Ana staggered out from the vestry. She was deathly pale, her balance trembling, but her emerald eyes were wide open and fiercely lucid. In her trembling right hand, she gripped a polished stick—crafted of rich, red-tinted redwood.
She pointed the redwood directly at the encroaching horde.
"Expecto Patronum," she rasped, her voice weak but they were the same words I heard from the man in the caverns of the Altar chamber.
A blinding, brilliant white light erupted from the tip of the redwood wand. The light was soothing it offered naught the searing heat of the altar but hope that I was strong, stronger than I led myself to believe. The light made me remember the way I felt when I was on the back of Caraxes and how that made me feel complete.
The shadows shrieked—a high, piercing wail of sheer agony—as the light washed over them. The possessed threw their hands over their void-like eyes, scattering in blind terror. Those too slow to flee simply dissolved, their dark tethers burning away like mist beneath a summer sun, leaving behind collapsed, empty husks of mortal flesh.

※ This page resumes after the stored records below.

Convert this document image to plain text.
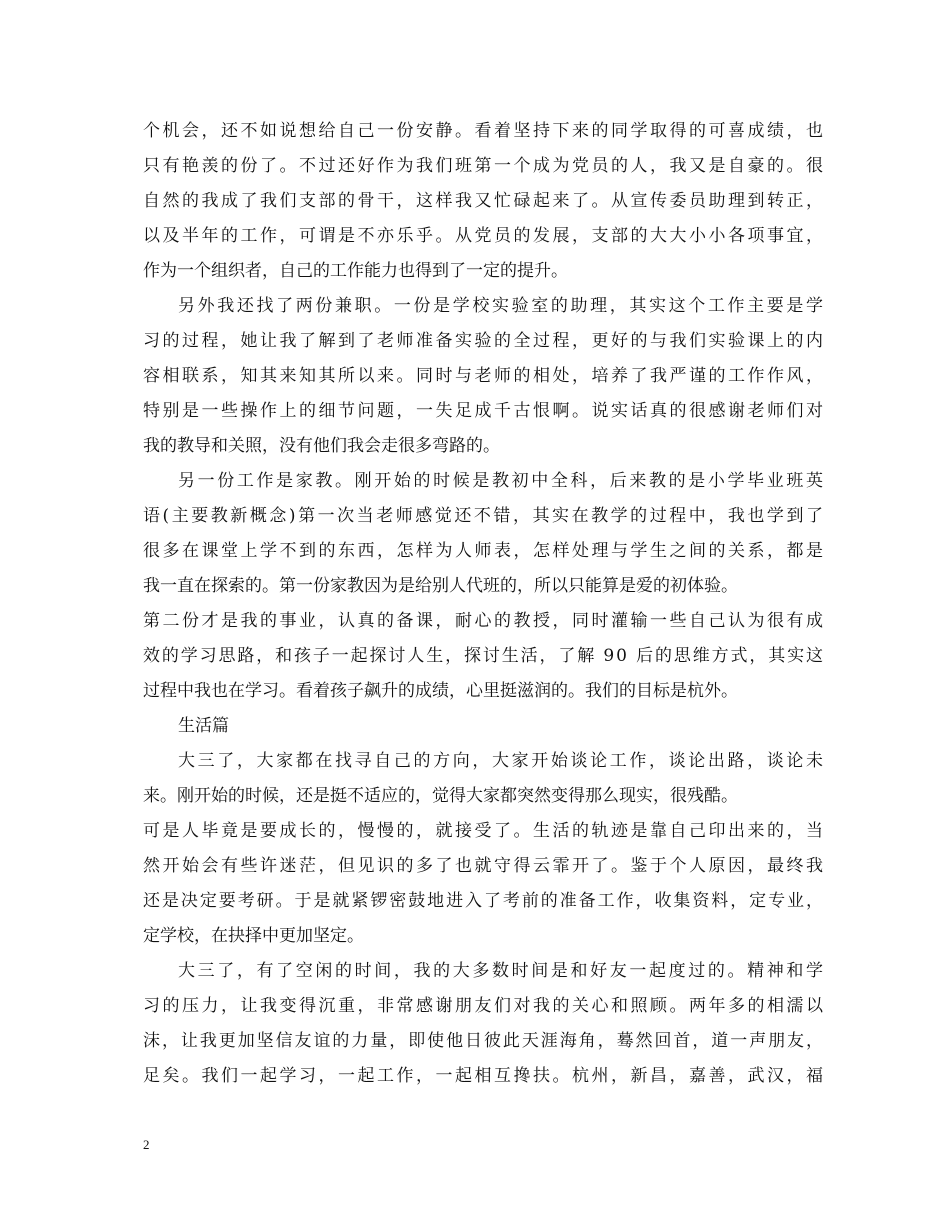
个机会，还不如说想给自己一份安静。看着坚持下来的同学取得的可喜成绩，也
只有艳羡的份了。不过还好作为我们班第一个成为党员的人，我又是自豪的。很
自然的我成了我们支部的骨干，这样我又忙碌起来了。从宣传委员助理到转正，
以及半年的工作，可谓是不亦乐乎。从党员的发展，支部的大大小小各项事宜，
作为一个组织者，自己的工作能力也得到了一定的提升。
另外我还找了两份兼职。一份是学校实验室的助理，其实这个工作主要是学
习的过程，她让我了解到了老师准备实验的全过程，更好的与我们实验课上的内
容相联系，知其来知其所以来。同时与老师的相处，培养了我严谨的工作作风，
特别是一些操作上的细节问题，一失足成千古恨啊。说实话真的很感谢老师们对
我的教导和关照，没有他们我会走很多弯路的。
另一份工作是家教。刚开始的时候是教初中全科，后来教的是小学毕业班英
语(主要教新概念)第一次当老师感觉还不错，其实在教学的过程中，我也学到了
很多在课堂上学不到的东西，怎样为人师表，怎样处理与学生之间的关系，都是
我一直在探索的。第一份家教因为是给别人代班的，所以只能算是爱的初体验。
第二份才是我的事业，认真的备课，耐心的教授，同时灌输一些自己认为很有成
效的学习思路，和孩子一起探讨人生，探讨生活，了解 90 后的思维方式，其实这
过程中我也在学习。看着孩子飙升的成绩，心里挺滋润的。我们的目标是杭外。
生活篇
大三了，大家都在找寻自己的方向，大家开始谈论工作，谈论出路，谈论未
来。刚开始的时候，还是挺不适应的，觉得大家都突然变得那么现实，很残酷。
可是人毕竟是要成长的，慢慢的，就接受了。生活的轨迹是靠自己印出来的，当
然开始会有些许迷茫，但见识的多了也就守得云霏开了。鉴于个人原因，最终我
还是决定要考研。于是就紧锣密鼓地进入了考前的准备工作，收集资料，定专业，
定学校，在抉择中更加坚定。
大三了，有了空闲的时间，我的大多数时间是和好友一起度过的。精神和学
习的压力，让我变得沉重，非常感谢朋友们对我的关心和照顾。两年多的相濡以
沫，让我更加坚信友谊的力量，即使他日彼此天涯海角，蓦然回首，道一声朋友，
足矣。我们一起学习，一起工作，一起相互搀扶。杭州，新昌，嘉善，武汉，福
2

The blinding light swirled, rapidly expanding and condensing as if trying to take the form of a massive, ethereal beast. But the magic violently sputtered. Exhausted by the blood ritual, Ana's strength gave out, and the glowing light faded entirely into nothingness.
Ana's eyes rolled back. The redwood wand slipped from her fingers, clattering against the stone, and her knees buckled.
I lunged forward, catching her before she hit the floor. I pulled her flush against my chest, my bloody, battered hands gripping her tight.
She blinked, her vibrant green eyes finding my face in the gloom. The edges of her pale lips curled into a faint, exhausted smile.
"Thank you," she whispered, her breath ghosting against my collarbone. "For saving my life."